In this article, we will discuss the current state of the OpenAI API, some context about how GPT models work, and code implementation.
Topics:
- Introduction
- API models general descriptions
- GPT
- GPT models
- Tokens
- API implementations
Introduction
OpenAI is an artificial intelligence research lab that develops AI technologies. Founded as a non-profit in 2015 by Elon Musk and Sam Altman, among others, it has evolved into a capped-profit model to scale its impact. OpenAI is renowned for its natural language processing and machine learning breakthroughs, including the GPT series and DALL·E.
Nowadays, there are some available APIs and two ways to handle them, either via API endpoint calls, which allows its usage with any programming language, or using Python, which leads the AI field, with its own module called “OpenAI” developed by themselves, The understanding of any of them provides the knowledge to handle both of them, said that, the method that will be used in this article to explain the implementation is using the python module.
The available APIs are:
- Chat: It is widely recognized and extensively used. It allows the user to complete any prompt, from finishing a phrase to responding to questions. It provides the flexibility to specify the response format and even set instructions for generating the output via system instructions. While it is possible to add a thread-like context to it, It is more suitable things like one-time tasks, there is an better option for context-heavy applications called Assistant API.
- Assistant: It’s similar to Chat API but is more suitable for context-heavy or conversational tasks. It can retrieve files, review code, and even initiate function calls when encountering a task beyond its capabilities. Designed for context-heavy tasks, it has built-in context and threads, making it the optimal choice for sustaining a conversation. Moreover, there’s the option to pre-load instructions to configure its behavior, personality, and responses as per requirement, making it ideal for chatbots.
- Moderation: This tool is based on the same text models but fine-tuned to take text and check how the content is classified in hate, hate/threatening, self-harm, sexual, sexual/minors, violence, and violence/graphic categories. Each category is assigned a score from 0 to 1. This tool is useful for reviewing comments, reviews, messages, and alerts when necessary.
- Image: Nowadays, we can access DALL-E in its versions DALL-E 2 and DALL-E 3. It is a network-based image generation system that takes text as input and produces a URL with a generated image. It can create images from scratch, alter existing images by Inpainting providing a mask, or develop entirely new images based on another image as the input. Returning a URL to an image that lasts
- Embeddings: This model takes text as input and produces a vector that encapsulates the context information of the input. This vector can then be manipulated to conduct mathematical calculations, allowing us to measure its distance in relation to other vectors and determine their semantic relatedness. This feature is handy for performing natural language searches or receiving recommendations, such as for movies, books, or even products in a store.

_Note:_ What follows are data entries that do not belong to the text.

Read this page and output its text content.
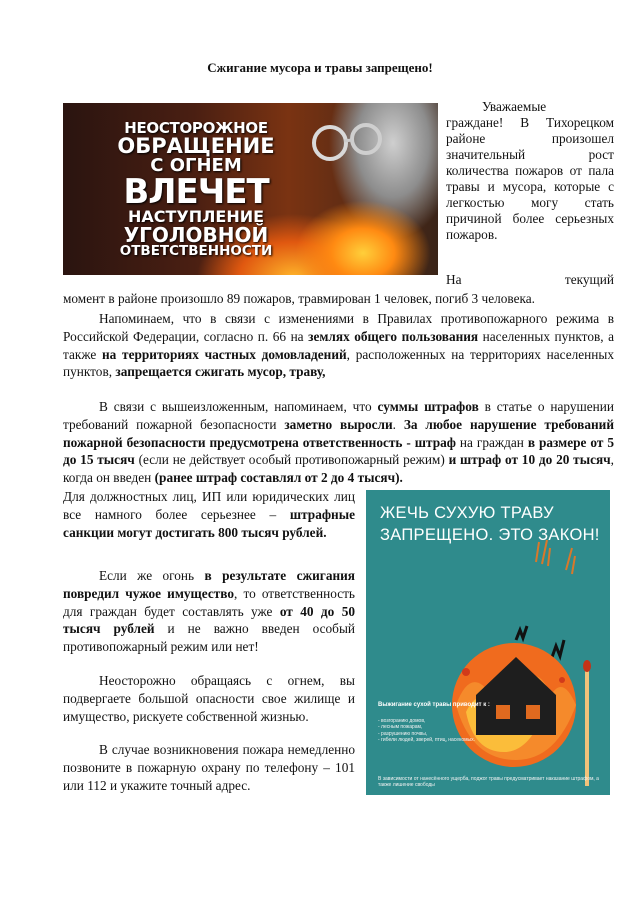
Сжигание мусора и травы запрещено!
НЕОСТОРОЖНОЕ
ОБРАЩЕНИЕ
С ОГНЕМ
ВЛЕЧЕТ
НАСТУПЛЕНИЕ
УГОЛОВНОЙ
ОТВЕТСТВЕННОСТИ
Уважаемые
граждане! В Тихорецком районе произошел значительный рост количества пожаров от пала травы и мусора, которые с легкостью могу стать причиной более серьезных пожаров.
На текущий
момент в районе произошло 89 пожаров, травмирован 1 человек, погиб 3 человека.
Напоминаем, что в связи с изменениями в Правилах противопожарного режима в Российской Федерации, согласно п. 66 на землях общего пользования населенных пунктов, а также на территориях частных домовладений, расположенных на территориях населенных пунктов, запрещается сжигать мусор, траву,
В связи с вышеизложенным, напоминаем, что суммы штрафов в статье о нарушении требований пожарной безопасности заметно выросли. За любое нарушение требований пожарной безопасности предусмотрена ответственность - штраф на граждан в размере от 5 до 15 тысяч (если не действует особый противопожарный режим) и штраф от 10 до 20 тысяч, когда он введен (ранее штраф составлял от 2 до 4 тысяч).
Для должностных лиц, ИП или юридических лиц все намного более серьезнее – штрафные санкции могут достигать 800 тысяч рублей.
Если же огонь в результате сжигания повредил чужое имущество, то ответственность для граждан будет составлять уже от 40 до 50 тысяч рублей и не важно введен особый противопожарный режим или нет!
Неосторожно обращаясь с огнем, вы подвергаете большой опасности свое жилище и имущество, рискуете собственной жизнью.
В случае возникновения пожара немедленно позвоните в пожарную охрану по телефону – 101 или 112 и укажите точный адрес.
ЖЕЧЬ СУХУЮ ТРАВУ ЗАПРЕЩЕНО. ЭТО ЗАКОН!
Выжигание сухой травы приводит к :
- возгоранию домов,
- лесным пожарам,
- разрушению почвы,
- гибели людей, зверей, птиц, насекомых.
В зависимости от нанесённого ущерба, поджог травы предусматривает наказание штрафом, а также лишение свободы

- Whisper: This is a speech recognition model that lets the user input an audio file, and it can identify the language and translate or transcript its content to text.
- TTS: Accepts text as the input and outputs an audio file containing the speech conversion.
OpenAI’s Codex model powers GitHub’s Copilot, an AI pair programmer
GPT
GPT models are large language models (or LLMs). GPT stands for Generative Pre-trained Transformer, which is a type of Neural Network (NN) consisting of an input layer, a hidden layer, and an output layer.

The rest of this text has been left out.